The state enacts laws to encourage and regulate marriage precisely because it has been thought for some time now that the common good is profoundly served by a man and a woman getting together and remaining together for life. The most obvious societal good is the propagation of society by the production of new citizens who do things like serve in the military, pay taxes, and become productive members of the work force. If there were no benefit to the common good, marriage would be like foosball or birthday cakes: the state simply wouldn’t care to become involved and marriage would a purely private concern. There would be no tax breaks so mothers could stay home with their children to make sure they become educated and keep out of trouble. Financial benefits such as the extension of health insurance to include family members are given to married couples for the same reason, in order to facilitate the growth and expansion of families, something of great benefit to society.

Thinking then of homosexual marriage, one must ask: "What compelling reason does the state have in granting them the rights of heterosexual couples; what goods are achieved when homosexual persons contract to live together, and how would the common good be served in granting them the same benefits of heterosexual couples?" One would be hard pressed to make a case that there is any good served by encouraging homosexual persons to marry. In light of the lifestyles of the vast majority of "married" homosexuals, the benefits that would accrue to them with a "married" status – shared health benefits, tax breaks such as married people might enjoy – would result only in their own enrichment. Those governmental bodies approving gay marriage would be merely making provision for the subsidization of a more leisurely life for homosexuals. This argument, of course, makes no moral claims. It isn’t arguing, for example that homosexual activity is intrinsically evil, it’s simply pointing out that there is no compelling reason for the state to be involved in regulating the love lives of homosexuals, and so it should stay out.

In light of this we can see that the movement to establish the legal recognition of homosexual marriage does, as the voices crying in the wilderness claim, undermines the institution of marriage as that has been traditionally understood in the Christian West. The suggestion that society stands to gain as much from encouraging two men to live together permanently as it does from encouraging a man and woman to do the same is as degrading to the latter as it is ridiculous. Proponents claim to exalt the dignity of marriage, opening it to all, homo and heterosexual, when in fact the real effect of their advocacy is to convince society that marriage is nothing more than a self serving enterprise made desirable by the benefits that accrue from the (fading) social esteem given to married persons, and the legal and financial benefits associated with that state of life.
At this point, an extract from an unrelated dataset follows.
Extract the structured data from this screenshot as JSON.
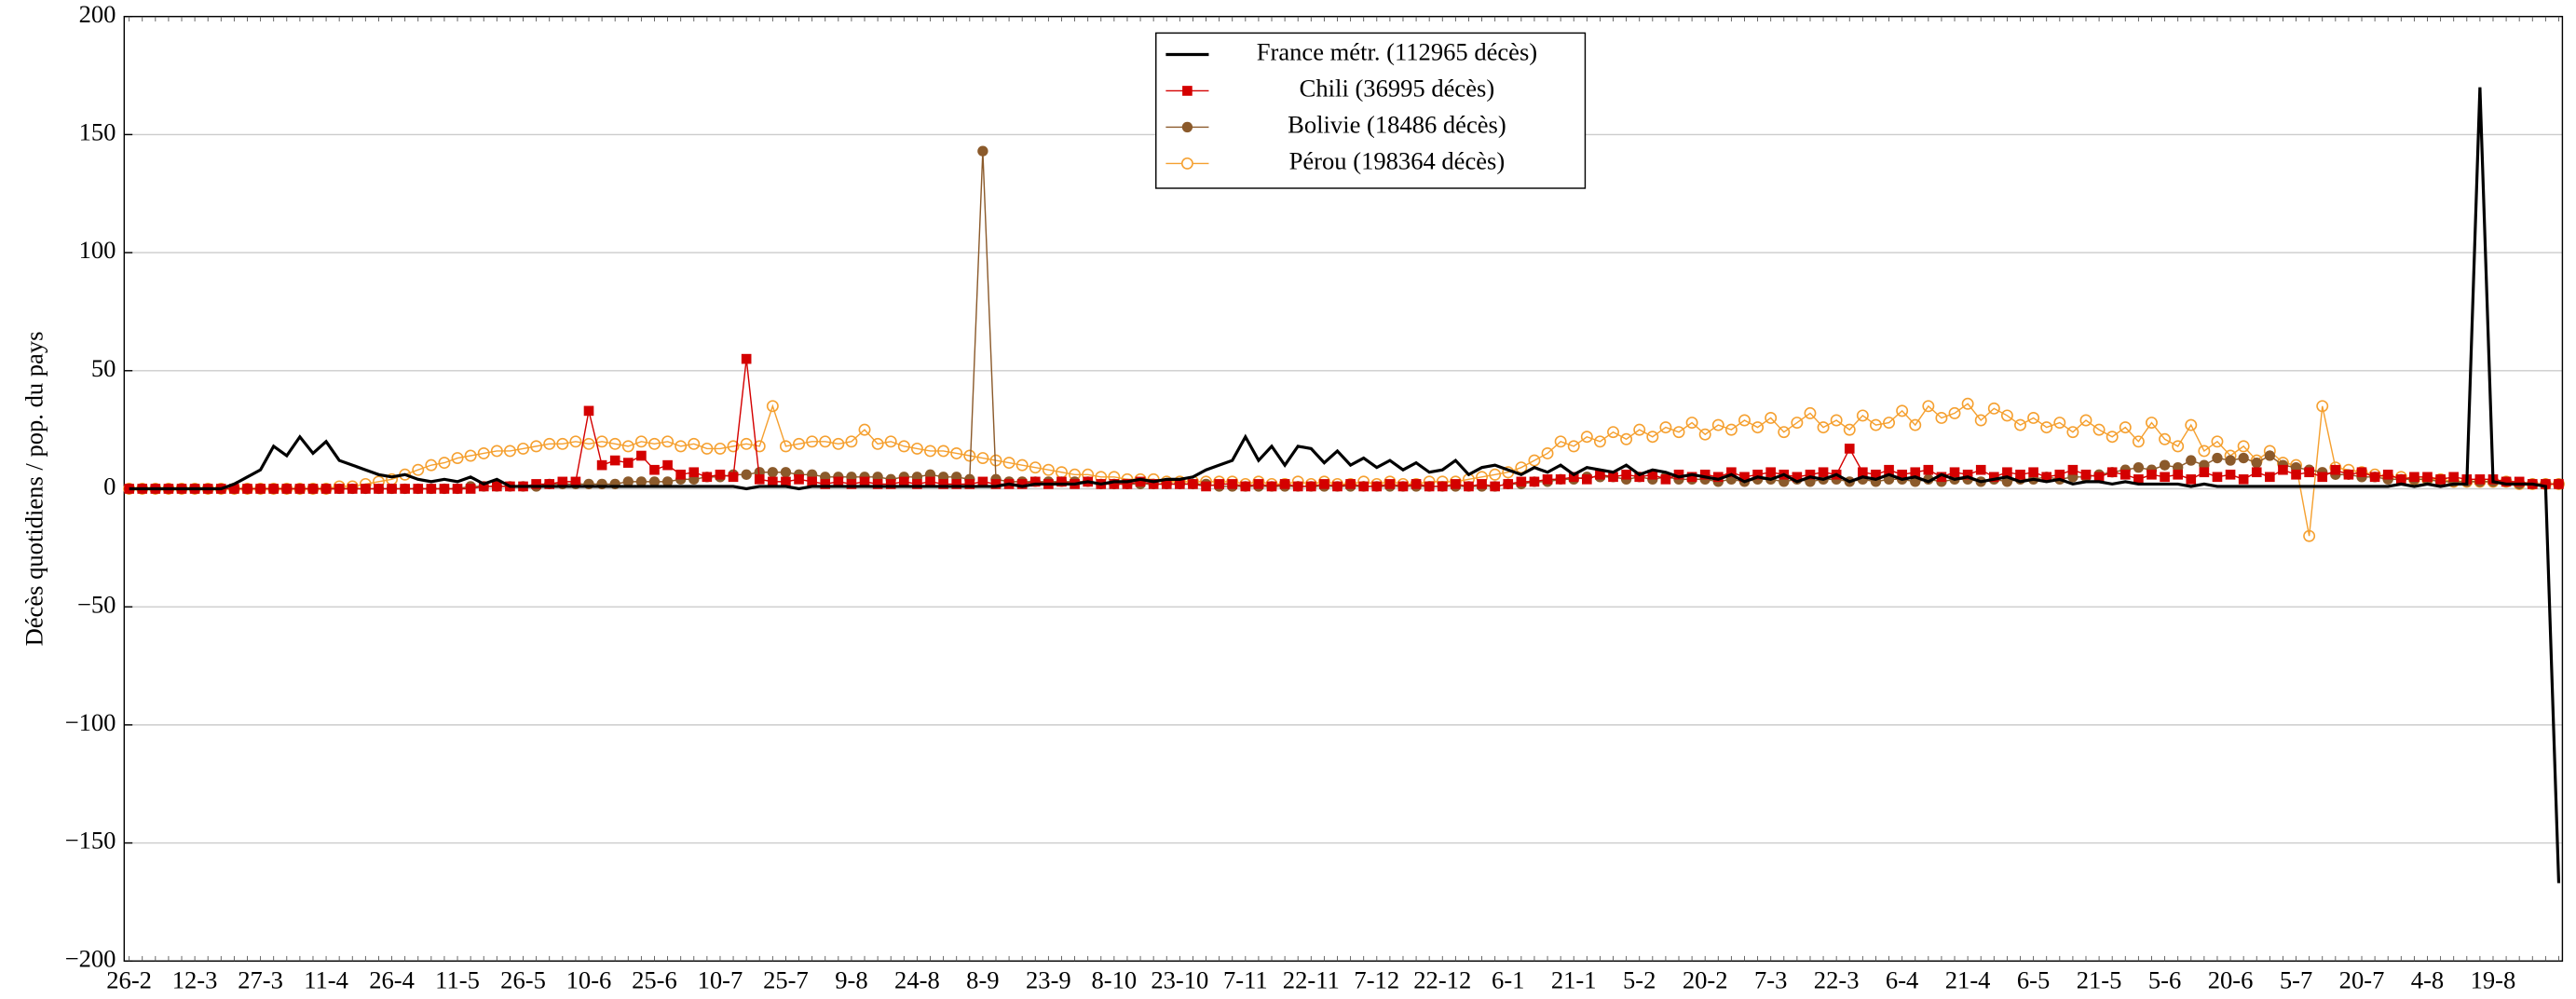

The great offense of legalized homosexual marriage is to empty the notion of marriage of all its meaning, to reduce it to a means of personal gain and self-satisfaction. This is hardly surprising, I suppose, in light of what marriage has become for so many. In our own time married couples have severely limited the size of their families by contraception and abortion, making their heterosexual marriages nearly as self serving and lifeless as homosexual "marriages" would be. One might imagine the homosexual person looking on such the average married couple of today and thinking, "I’m at least as capable of having such a sterile and lifeless relationship as they have, so why shouldn’t I also get to enjoy my lover’s health benefits?"